Deloitte consultants separately had overseen a review of HSBC banking transactions after that bank was cited for multiple anti-money laundering failures.
A Reuters review last month on that operation in New Castle, Delaware reported that managers were more concerned with clearing out paperwork as fast as possible than in investigating transactions linked to illegal activities. For details click on .
A Deloitte spokesman said in July that Deloitte’s “work for HSBC was rigorous and thorough.” It declined further comment on client work.

Deloitte is one of the “Big Four” consulting and accounting firms, which also include Ernst & Young, KPMG and PwC. Together, the firms audit the books of most of the world’s largest corporations. Deloitte also has a thriving consulting and advisory business.
In the Standard Chartered case, Deloitte “intentionally omitted critical information” in a report to regulators on its independent review of the bank, Lawsky said. The review was done by Deloitte’s financial services advisory group, which is separate from its auditing arm.
Deloitte had been retained as part of a legal agreement between Standard Chartered’s New York branch and banking regulators following other compliance failures by the bank involving anti-money laundering policies, Lawsky said.
At one point, Standard Chartered asked Deloitte to delete from its draft report any reference to payments that could reveal the bank’s practices involving Iranian entities, Lawsky said.
In an email about the draft report cited by Lawsky, a Deloitte partner said “we agreed” to the request because “this is too much and too politically sensitive for both Standard Chartered Bank and Deloitte. That is why I drafted the watered-down version.”

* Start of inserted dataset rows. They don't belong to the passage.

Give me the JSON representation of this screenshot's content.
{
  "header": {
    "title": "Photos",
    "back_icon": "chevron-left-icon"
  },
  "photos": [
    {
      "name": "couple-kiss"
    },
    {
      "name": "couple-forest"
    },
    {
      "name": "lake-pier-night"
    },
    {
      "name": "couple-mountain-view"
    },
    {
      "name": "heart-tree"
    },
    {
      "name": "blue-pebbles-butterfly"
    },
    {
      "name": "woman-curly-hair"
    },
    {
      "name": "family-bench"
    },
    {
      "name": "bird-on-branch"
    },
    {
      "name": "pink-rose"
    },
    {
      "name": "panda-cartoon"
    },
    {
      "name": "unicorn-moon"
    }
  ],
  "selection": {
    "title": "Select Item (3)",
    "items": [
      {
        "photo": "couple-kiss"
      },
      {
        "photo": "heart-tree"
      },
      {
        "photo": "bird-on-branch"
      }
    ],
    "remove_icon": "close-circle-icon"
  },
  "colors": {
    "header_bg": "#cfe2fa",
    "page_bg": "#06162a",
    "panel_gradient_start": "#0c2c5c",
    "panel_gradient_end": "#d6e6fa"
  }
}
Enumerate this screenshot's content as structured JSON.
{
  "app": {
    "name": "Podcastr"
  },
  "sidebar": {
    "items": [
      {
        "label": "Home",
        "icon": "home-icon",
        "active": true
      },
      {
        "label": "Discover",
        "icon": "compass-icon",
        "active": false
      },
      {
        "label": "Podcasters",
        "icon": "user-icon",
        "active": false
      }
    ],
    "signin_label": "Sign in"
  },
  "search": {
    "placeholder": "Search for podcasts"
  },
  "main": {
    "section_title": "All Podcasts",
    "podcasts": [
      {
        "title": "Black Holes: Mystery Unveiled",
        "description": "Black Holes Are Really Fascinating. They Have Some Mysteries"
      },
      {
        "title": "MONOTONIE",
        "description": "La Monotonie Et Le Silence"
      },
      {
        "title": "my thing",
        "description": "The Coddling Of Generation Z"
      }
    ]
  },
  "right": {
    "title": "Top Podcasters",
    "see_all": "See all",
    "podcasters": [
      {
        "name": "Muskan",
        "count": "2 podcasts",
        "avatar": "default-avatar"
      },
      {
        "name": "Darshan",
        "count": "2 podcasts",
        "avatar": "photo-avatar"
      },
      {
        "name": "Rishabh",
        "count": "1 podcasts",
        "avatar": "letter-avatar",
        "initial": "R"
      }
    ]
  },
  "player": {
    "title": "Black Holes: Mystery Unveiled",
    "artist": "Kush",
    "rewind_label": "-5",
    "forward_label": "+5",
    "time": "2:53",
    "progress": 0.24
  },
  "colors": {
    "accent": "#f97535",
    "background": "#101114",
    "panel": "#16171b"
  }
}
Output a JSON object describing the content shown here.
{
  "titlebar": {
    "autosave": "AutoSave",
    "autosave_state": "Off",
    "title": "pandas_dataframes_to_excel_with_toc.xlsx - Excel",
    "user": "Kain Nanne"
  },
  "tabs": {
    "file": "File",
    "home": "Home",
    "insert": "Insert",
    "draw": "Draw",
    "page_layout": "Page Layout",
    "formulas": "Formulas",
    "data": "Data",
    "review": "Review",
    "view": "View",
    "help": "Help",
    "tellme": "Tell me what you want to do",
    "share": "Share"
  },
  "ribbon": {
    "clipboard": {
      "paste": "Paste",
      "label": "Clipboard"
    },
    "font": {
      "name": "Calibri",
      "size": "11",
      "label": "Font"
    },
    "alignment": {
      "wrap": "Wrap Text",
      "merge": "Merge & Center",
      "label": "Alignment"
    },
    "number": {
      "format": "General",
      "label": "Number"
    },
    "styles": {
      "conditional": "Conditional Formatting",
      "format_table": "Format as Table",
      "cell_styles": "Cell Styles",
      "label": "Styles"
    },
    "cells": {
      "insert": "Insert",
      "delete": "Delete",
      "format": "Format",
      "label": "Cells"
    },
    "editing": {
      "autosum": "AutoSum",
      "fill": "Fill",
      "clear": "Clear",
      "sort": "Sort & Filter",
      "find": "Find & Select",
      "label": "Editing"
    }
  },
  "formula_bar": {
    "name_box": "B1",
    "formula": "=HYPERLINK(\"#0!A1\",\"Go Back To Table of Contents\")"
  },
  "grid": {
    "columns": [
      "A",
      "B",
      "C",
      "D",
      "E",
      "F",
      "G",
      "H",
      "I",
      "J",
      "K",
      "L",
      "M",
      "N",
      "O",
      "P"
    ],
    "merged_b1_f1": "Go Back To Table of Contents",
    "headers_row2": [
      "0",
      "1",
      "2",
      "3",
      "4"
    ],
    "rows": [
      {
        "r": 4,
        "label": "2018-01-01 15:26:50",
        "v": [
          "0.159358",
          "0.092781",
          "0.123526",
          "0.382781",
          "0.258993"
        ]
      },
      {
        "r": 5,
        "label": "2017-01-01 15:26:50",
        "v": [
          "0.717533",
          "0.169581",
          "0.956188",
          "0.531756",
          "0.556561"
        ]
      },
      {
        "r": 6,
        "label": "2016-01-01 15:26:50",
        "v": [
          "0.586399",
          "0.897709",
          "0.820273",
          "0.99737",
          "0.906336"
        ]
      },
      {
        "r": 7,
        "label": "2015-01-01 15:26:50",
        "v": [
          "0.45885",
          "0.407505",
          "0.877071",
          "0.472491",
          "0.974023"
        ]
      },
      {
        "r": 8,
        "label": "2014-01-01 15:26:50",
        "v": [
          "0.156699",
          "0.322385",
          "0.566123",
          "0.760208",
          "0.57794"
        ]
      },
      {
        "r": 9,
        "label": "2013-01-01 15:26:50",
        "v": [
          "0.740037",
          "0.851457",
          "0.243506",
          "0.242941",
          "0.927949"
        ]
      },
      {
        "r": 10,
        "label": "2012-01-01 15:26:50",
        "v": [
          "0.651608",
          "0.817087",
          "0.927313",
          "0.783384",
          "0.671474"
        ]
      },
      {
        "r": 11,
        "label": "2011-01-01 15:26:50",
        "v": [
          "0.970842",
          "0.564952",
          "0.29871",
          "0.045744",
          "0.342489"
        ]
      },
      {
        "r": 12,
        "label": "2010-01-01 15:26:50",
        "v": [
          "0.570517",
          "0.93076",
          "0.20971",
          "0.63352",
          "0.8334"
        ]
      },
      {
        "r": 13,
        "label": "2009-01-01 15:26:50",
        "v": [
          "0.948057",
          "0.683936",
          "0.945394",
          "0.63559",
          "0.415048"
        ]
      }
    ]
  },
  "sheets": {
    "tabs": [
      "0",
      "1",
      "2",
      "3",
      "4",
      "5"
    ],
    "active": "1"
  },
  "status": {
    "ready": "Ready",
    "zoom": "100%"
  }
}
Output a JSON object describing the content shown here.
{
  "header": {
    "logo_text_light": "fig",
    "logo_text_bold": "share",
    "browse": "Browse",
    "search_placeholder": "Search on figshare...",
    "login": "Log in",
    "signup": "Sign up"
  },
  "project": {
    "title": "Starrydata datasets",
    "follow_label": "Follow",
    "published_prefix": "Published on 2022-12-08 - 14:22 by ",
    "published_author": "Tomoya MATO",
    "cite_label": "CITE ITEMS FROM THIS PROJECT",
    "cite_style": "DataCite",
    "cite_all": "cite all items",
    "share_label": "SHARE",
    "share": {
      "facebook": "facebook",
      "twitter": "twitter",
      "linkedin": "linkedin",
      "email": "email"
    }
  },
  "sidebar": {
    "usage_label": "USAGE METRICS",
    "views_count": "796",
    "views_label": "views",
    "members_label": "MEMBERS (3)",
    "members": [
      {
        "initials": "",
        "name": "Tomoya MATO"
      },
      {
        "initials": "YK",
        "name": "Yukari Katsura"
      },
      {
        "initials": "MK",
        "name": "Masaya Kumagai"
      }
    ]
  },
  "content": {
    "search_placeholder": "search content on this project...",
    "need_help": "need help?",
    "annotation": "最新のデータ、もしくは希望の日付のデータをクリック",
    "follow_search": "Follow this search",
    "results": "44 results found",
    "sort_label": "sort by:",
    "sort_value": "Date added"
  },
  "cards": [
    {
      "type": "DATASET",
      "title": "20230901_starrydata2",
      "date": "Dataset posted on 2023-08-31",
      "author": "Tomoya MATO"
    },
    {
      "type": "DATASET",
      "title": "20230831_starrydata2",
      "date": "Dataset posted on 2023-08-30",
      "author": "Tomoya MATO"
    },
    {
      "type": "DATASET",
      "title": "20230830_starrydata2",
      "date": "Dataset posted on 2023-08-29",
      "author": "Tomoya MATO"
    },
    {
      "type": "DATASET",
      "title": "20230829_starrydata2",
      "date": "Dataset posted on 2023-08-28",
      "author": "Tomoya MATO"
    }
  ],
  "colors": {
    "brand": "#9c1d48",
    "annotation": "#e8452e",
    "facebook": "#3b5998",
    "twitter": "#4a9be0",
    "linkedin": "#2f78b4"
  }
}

Using Deloitte’s “watered-down” report and fraudulent data, Standard Chartered misled New York banking regulators into believing it had corrected flaws, while the opposite was true, Lawsky said.
Lawsky also said that Deloitte unlawfully gave Standard Chartered confidential reports that Deloitte had prepared for two other major foreign banking clients under investigation for money laundering. The reports had “detailed and highly confidential information concerning foreign banks involved in illegal US dollar clearing activities,” Lawsky said.
Late last year, Deloitte’s audit arm came under scrutiny from Democratic Senator Claire McCaskill, who chairs a US Senate subcommittee on contracting oversight.
McCaskill in November asked Deloitte for a list of all of its audit work for the federal government, saying a report from audit regulators had raised serious questions about the integrity of its audits.
The report, from the Public Company Accounting Oversight Board, which polices US audit firms, faulted Deloitte for failing to promptly improve quality controls after problems were found in some 2007 audit inspections.

Deloitte is a major contractor for the US government, with about 6,100 employees in its $1.3 billion federal government services practice, according to the firm’s Web site.
Deloitte’s Chinese arm has also run into problems with several audits of US listed Chinese clients. Since January, Deloitte has resigned or been dismissed from audit roles with seven US-listed Chinese companies, according to data from research firm Audit Analytics.
No evidence suggests the departures involved wrong-doing on Deloitte’s part.
Deloitte China told Reuters in a statement last month that companies facing issues “represent just a minuscule proportion” of its total portfolio of listed companies.
Deloitte in 2011 also lost part of a contract in Afghanistan to provide technical assistance to its central bank after failing to report signs of fraud at Kabul Bank before a run on the bank in September 2010.
The US Agency for International Development had funded the contract to promote the stability of Afghanistan’s financial sector and prevent losses.
Deloitte was not working for Kabul Bank, but an AID inspector general’s report said Deloitte “did not aggressively follow up on indications of serious problems” at the bank, Afghanistan’s largest.